I urge those who are critics of “Fractional Reserve” Banking and advocates of the Gold Standard to consider instead Positive Money’s proposals. These would also stabilise the money supply, but allow the use of demurrage or inflation as desired, to check increasing inequality and help the producers of what we really value – the goods and services desired by society. The power of money would be placed more in the hands of people and communities – “the best shots” – rather than governments and banks – “the big battalions”.

While I sympathise with ‘gold-bugs’ fears that ‘paper money’ is vulnerable to manipulation and therefore too risky, I think that with proper checks and balances in place the benefits of ‘paper money’ over gold outweigh the risks. The U.S. constitution, for instance, separates the legislative, executive and judicial branches of government. Add a monetary branch explicitly – as Positive Money advocates via the Monetary Policy Committee – and I think manipulation of currency and conflicts of interest can be held in check. As Ben Dyson argues in this podcast:

“…there is this magic box out there and anybody who has this magic box can just pull money out of it. Over the centuries kings and private banks fought for control over this “Magic box”. Now it is in the hands of private banks.
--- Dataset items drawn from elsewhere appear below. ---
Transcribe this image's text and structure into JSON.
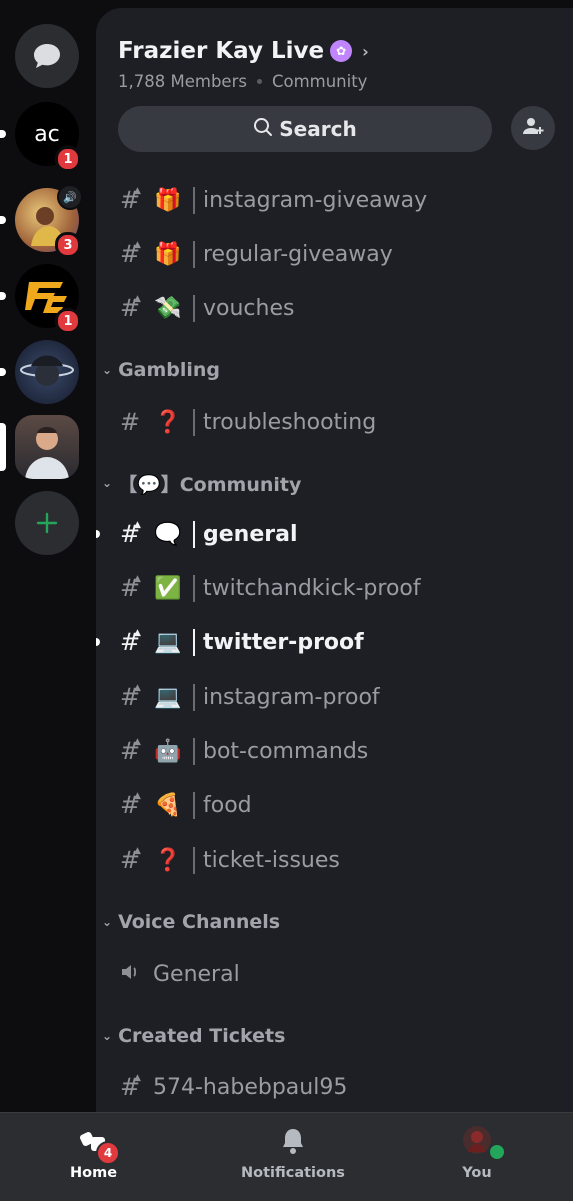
{
  "server": {
    "name": "Frazier Kay Live",
    "member_count": "1,788 Members",
    "type": "Community"
  },
  "search": {
    "label": "Search"
  },
  "rail": {
    "servers": [
      {
        "name": "AC",
        "badge": "1"
      },
      {
        "name": "server-2",
        "badge": "3"
      },
      {
        "name": "FC",
        "badge": "1"
      },
      {
        "name": "server-4",
        "badge": ""
      },
      {
        "name": "server-5",
        "badge": ""
      }
    ]
  },
  "channels_top": [
    {
      "emoji": "🎁",
      "name": "instagram-giveaway"
    },
    {
      "emoji": "🎁",
      "name": "regular-giveaway"
    },
    {
      "emoji": "💸",
      "name": "vouches"
    }
  ],
  "categories": {
    "gambling": "Gambling",
    "community": "【💬】Community",
    "voice": "Voice Channels",
    "tickets": "Created Tickets"
  },
  "channels_gambling": [
    {
      "emoji": "❓",
      "name": "troubleshooting"
    }
  ],
  "channels_community": [
    {
      "emoji": "🗨️",
      "name": "general",
      "unread": true
    },
    {
      "emoji": "✅",
      "name": "twitchandkick-proof"
    },
    {
      "emoji": "💻",
      "name": "twitter-proof",
      "unread": true
    },
    {
      "emoji": "💻",
      "name": "instagram-proof"
    },
    {
      "emoji": "🤖",
      "name": "bot-commands"
    },
    {
      "emoji": "🍕",
      "name": "food"
    },
    {
      "emoji": "❓",
      "name": "ticket-issues"
    }
  ],
  "voice": {
    "name": "General"
  },
  "ticket": {
    "name": "574-habebpaul95"
  },
  "nav": {
    "home": {
      "label": "Home",
      "badge": "4"
    },
    "notifications": {
      "label": "Notifications"
    },
    "you": {
      "label": "You"
    }
  },
  "colors": {
    "accent_green": "#23a55a",
    "badge_red": "#e03a3f",
    "panel": "#1e1f24"
  }
}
But, if we would give it to the hands of governments, they probably would abuse it for their own benefit as well.

“So, the best solution is to put this box in the centre of the society, so that everybody knows where it is and how exactly it is being used.

“In practical terms it means giving the power to create money to an accountable and transparent body, such as the Monetary Policy Committee at the Bank of England …and make sure that we know exactly what they are doing, how much money they have created in any moment and where that money is going…”

In conclusion then, ‘fiat’ money can accomplish the aims of the Gold Standard (stabilising the money supply) without its drawbacks, providing it is made accountable to the public. ‘Gold-bugs’ everywhere should consider a change of heart: I think that the system Positive Money advocates would deliver us a more stable, equitable, accountable and sustainable economy.